Денис Давыдов (Историческая хроника) - Задонский Николай Алексеевич (книги без регистрации TXT) 📗
Император давно уже с неудовольствием наблюдал за деятельностью Багратиона, устраивавшего войска по суворовскому образцу. Человеческое отношение к «нижним чинам» и разумное поощрение солдатской инициативы казались недопустимым либерализмом.
Назначая Каменского, император сказал ему:
– Князь Петр Иванович слишком мягок, не всегда придерживался установленных правил, несколько распустил войска… Надеюсь, вы наведете там настоящий порядок… Я предоставляю вам полную свободу действий!
Приехав в армию, Каменский издал приказ, полный угроз тем, кто не будет оказывать ему доверия. На другой день отменил все «поблажки», введенные для «нижних чинов» Багратионом. Приказал расстрелять без суда нескольких солдат, виновных в различных мелких нарушениях приказов. Полковым командирам предложил усилить строгость и по своему усмотрению гонять провинившихся солдат сквозь строй до трех тысяч раз.
С генералами и офицерами главнокомандующий держался надменно, оскорблял их на каждом шагу. Никаких советов признавать не желал. Доходило до того, что открыто называл себя гением, а всех окружающих дураками. Подобное поведение ничего, кроме вреда, не принесло. Войска упали духом.
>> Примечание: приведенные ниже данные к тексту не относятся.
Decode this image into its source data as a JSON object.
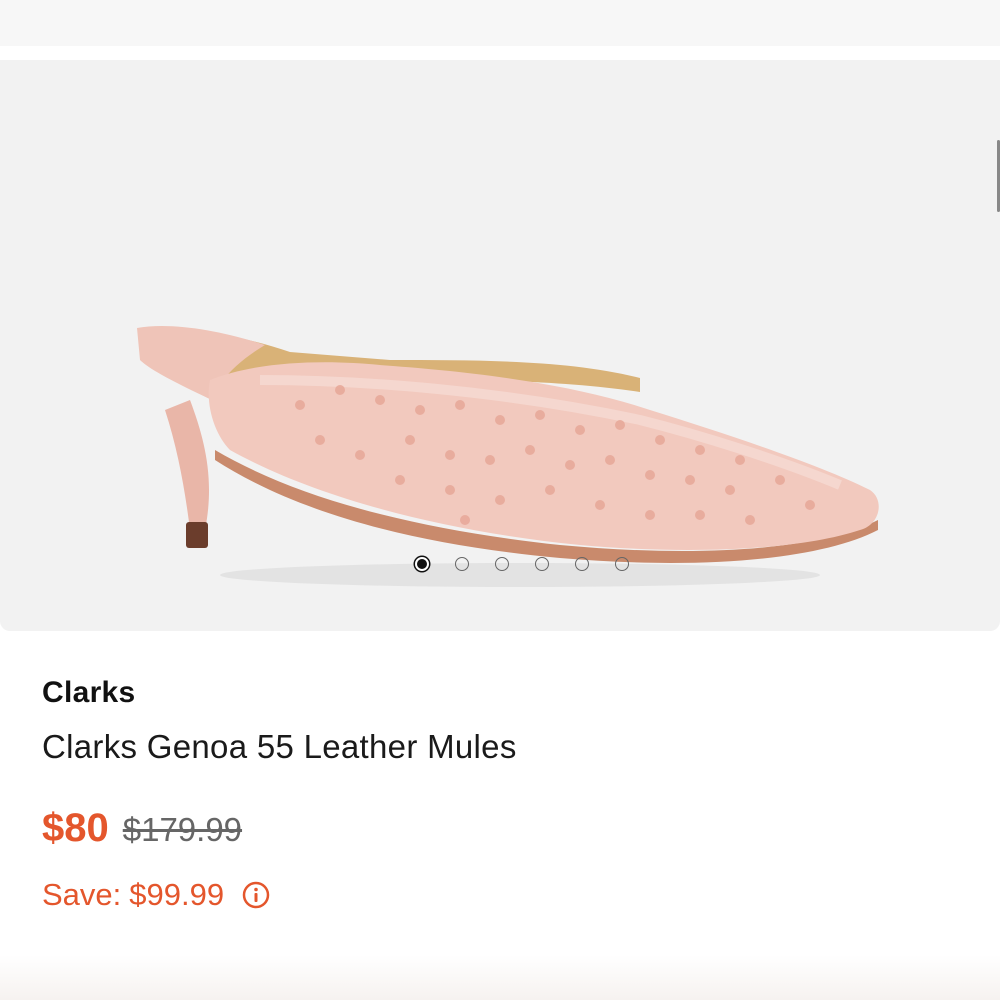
{
  "product": {
    "brand": "Clarks",
    "title": "Clarks Genoa 55 Leather Mules",
    "price_current": "$80",
    "price_original": "$179.99",
    "save_label": "Save:",
    "save_amount": "$99.99",
    "info_icon": "info-circle-icon"
  },
  "carousel": {
    "total_images": 6,
    "active_index": 1
  },
  "colors": {
    "sale_accent": "#e4562c",
    "image_background": "#f2f2f2",
    "shoe_body": "#f2c9be"
  }
}
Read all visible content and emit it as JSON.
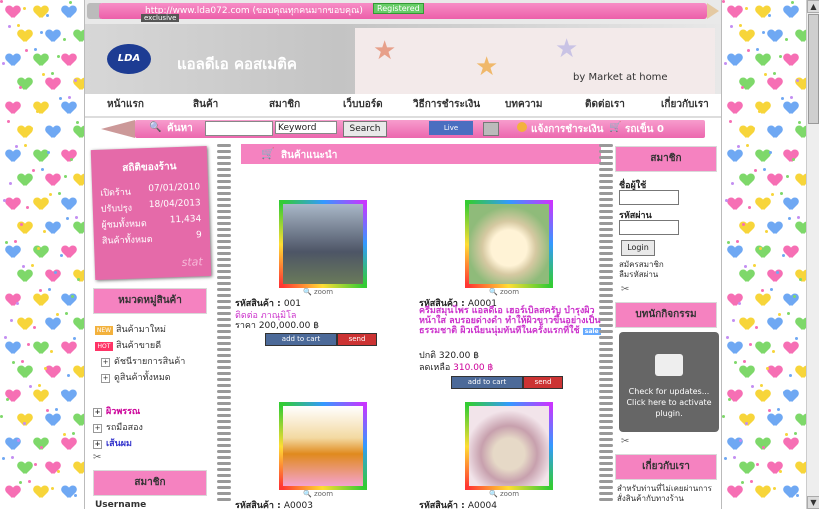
{
  "header": {
    "url_text": "http://www.lda072.com (ขอบคุณทุกคนมากขอบคุณ)",
    "registered": "Registered",
    "exclusive": "exclusive",
    "logo": "LDA",
    "site_name": "แอลดีเอ คอสเมติค",
    "decor_text": "by Market at home"
  },
  "nav": [
    "หน้าแรก",
    "สินค้า",
    "สมาชิก",
    "เว็บบอร์ด",
    "วิธีการชำระเงิน",
    "บทความ",
    "ติดต่อเรา",
    "เกี่ยวกับเรา"
  ],
  "search": {
    "label": "ค้นหา",
    "select_value": "Keyword",
    "button": "Search",
    "live_support": "Live Support",
    "payment": "แจ้งการชำระเงิน",
    "cart": "รถเข็น 0"
  },
  "stats": {
    "title": "สถิติของร้าน",
    "rows": [
      {
        "label": "เปิดร้าน",
        "value": "07/01/2010"
      },
      {
        "label": "ปรับปรุง",
        "value": "18/04/2013"
      },
      {
        "label": "ผู้ชมทั้งหมด",
        "value": "11,434"
      },
      {
        "label": "สินค้าทั้งหมด",
        "value": "9"
      }
    ],
    "stamp": "stat"
  },
  "categories": {
    "title": "หมวดหมู่สินค้า",
    "new_tag": "NEW",
    "hot_tag": "HOT",
    "items": [
      "สินค้ามาใหม่",
      "สินค้าขายดี",
      "ดัชนีรายการสินค้า",
      "ดูสินค้าทั้งหมด"
    ],
    "groups": [
      "ผิวพรรณ",
      "รถมือสอง",
      "เส้นผม"
    ]
  },
  "members_left": {
    "title": "สมาชิก",
    "username": "Username"
  },
  "products": {
    "title": "สินค้าแนะนำ",
    "code_label": "รหัสสินค้า : ",
    "zoom": "zoom",
    "cart_label": "add to cart",
    "send_label": "send",
    "items": [
      {
        "code": "001",
        "name": "ติดต่อ ภาณุมิโล",
        "price": "ราคา 200,000.00 ฿"
      },
      {
        "code": "A0001",
        "name": "ครีมสมุนไพร แอลดีเอ เฮอร์เบิลสครับ บำรุงผิวหน้าใส ลบรอยด่างดำ ทำให้ผิวขาวขึ้นอย่างเป็นธรรมชาติ ผิวเนียนนุ่มทันทีในครั้งแรกที่ใช้",
        "price_old": "ปกติ 320.00 ฿",
        "price_sale_label": "ลดเหลือ ",
        "price_sale": "310.00 ฿",
        "badge": "sale"
      },
      {
        "code": "A0003",
        "name": "",
        "price": ""
      },
      {
        "code": "A0004",
        "name": "",
        "price": ""
      }
    ]
  },
  "right": {
    "member_title": "สมาชิก",
    "user_label": "ชื่อผู้ใช้",
    "pass_label": "รหัสผ่าน",
    "login": "Login",
    "register": "สมัครสมาชิก",
    "forgot": "ลืมรหัสผ่าน",
    "calendar_title": "บทนักกิจกรรม",
    "plugin_text": "Check for updates... Click here to activate plugin.",
    "about_title": "เกี่ยวกับเรา",
    "about_text": "สำหรับท่านที่ไม่เคยผ่านการสั่งสินค้ากับทางร้าน"
  }
}
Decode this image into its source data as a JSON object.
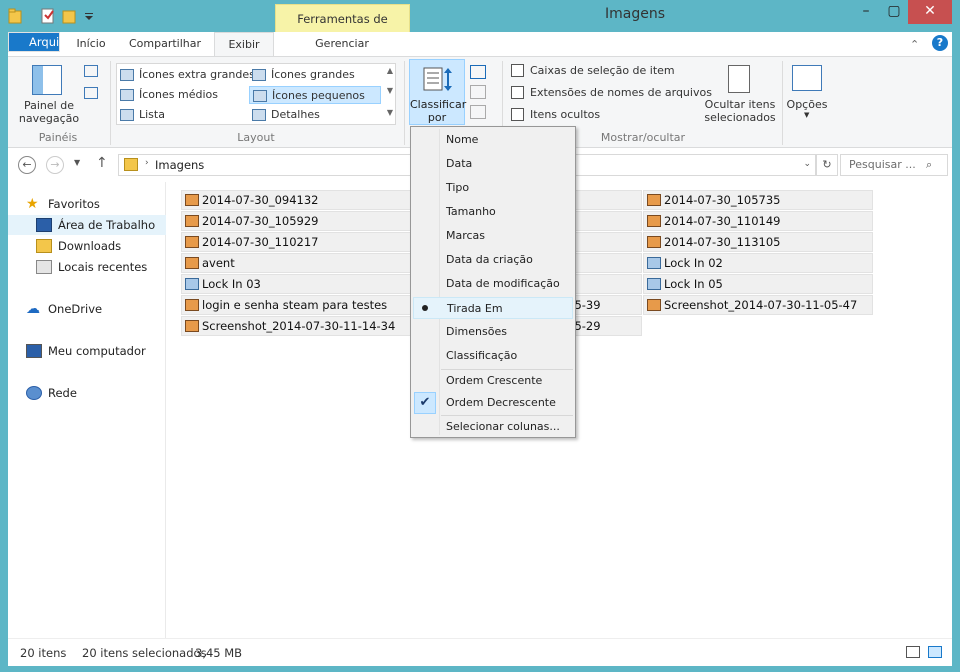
{
  "window": {
    "title": "Imagens",
    "context_tab": "Ferramentas de Imagem"
  },
  "tabs": {
    "file": "Arquivo",
    "home": "Início",
    "share": "Compartilhar",
    "view": "Exibir",
    "manage": "Gerenciar"
  },
  "ribbon": {
    "panes": {
      "nav_pane": "Painel de navegação",
      "group": "Painéis"
    },
    "layout": {
      "items": [
        "Ícones extra grandes",
        "Ícones grandes",
        "Ícones médios",
        "Ícones pequenos",
        "Lista",
        "Detalhes"
      ],
      "group": "Layout"
    },
    "sort": {
      "label": "Classificar por"
    },
    "show_hide": {
      "checkboxes": [
        "Caixas de seleção de item",
        "Extensões de nomes de arquivos",
        "Itens ocultos"
      ],
      "hide_selected": "Ocultar itens selecionados",
      "group": "Mostrar/ocultar"
    },
    "options": "Opções"
  },
  "address": {
    "crumb": "Imagens",
    "search_placeholder": "Pesquisar ..."
  },
  "nav": {
    "favorites": "Favoritos",
    "desktop": "Área de Trabalho",
    "downloads": "Downloads",
    "recent": "Locais recentes",
    "onedrive": "OneDrive",
    "computer": "Meu computador",
    "network": "Rede"
  },
  "files": {
    "c1": [
      "2014-07-30_094132",
      "2014-07-30_105929",
      "2014-07-30_110217",
      "avent",
      "Lock In 03",
      "login e senha steam para testes",
      "Screenshot_2014-07-30-11-14-34"
    ],
    "c2": [
      "-05-39",
      "-15-29"
    ],
    "c3": [
      "2014-07-30_105735",
      "2014-07-30_110149",
      "2014-07-30_113105",
      "Lock In 02",
      "Lock In 05",
      "Screenshot_2014-07-30-11-05-47"
    ]
  },
  "sort_menu": {
    "items": [
      "Nome",
      "Data",
      "Tipo",
      "Tamanho",
      "Marcas",
      "Data da criação",
      "Data de modificação",
      "Tirada Em",
      "Dimensões",
      "Classificação"
    ],
    "asc": "Ordem Crescente",
    "desc": "Ordem Decrescente",
    "columns": "Selecionar colunas..."
  },
  "status": {
    "count": "20 itens",
    "selected": "20 itens selecionados",
    "size": "3,45 MB"
  }
}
Многие командиры покинули армию.
Начав в мае наступление, Каменский на первых порах овладел Базарджиком и Силистрией, но под Шумло?й был вынужден остановиться. Эту хорошо укрепленную крепость защищали лучшие турецкие войска под начальством великого визиря Юсуфа-паши. А русская армия, растянувшаяся на восемьдесят верст, томимая зноем, таяла от повальных болезней. Но главное – был утерян боевой суворовский порыв, отличавший войска, когда они находились под командой любимых начальников.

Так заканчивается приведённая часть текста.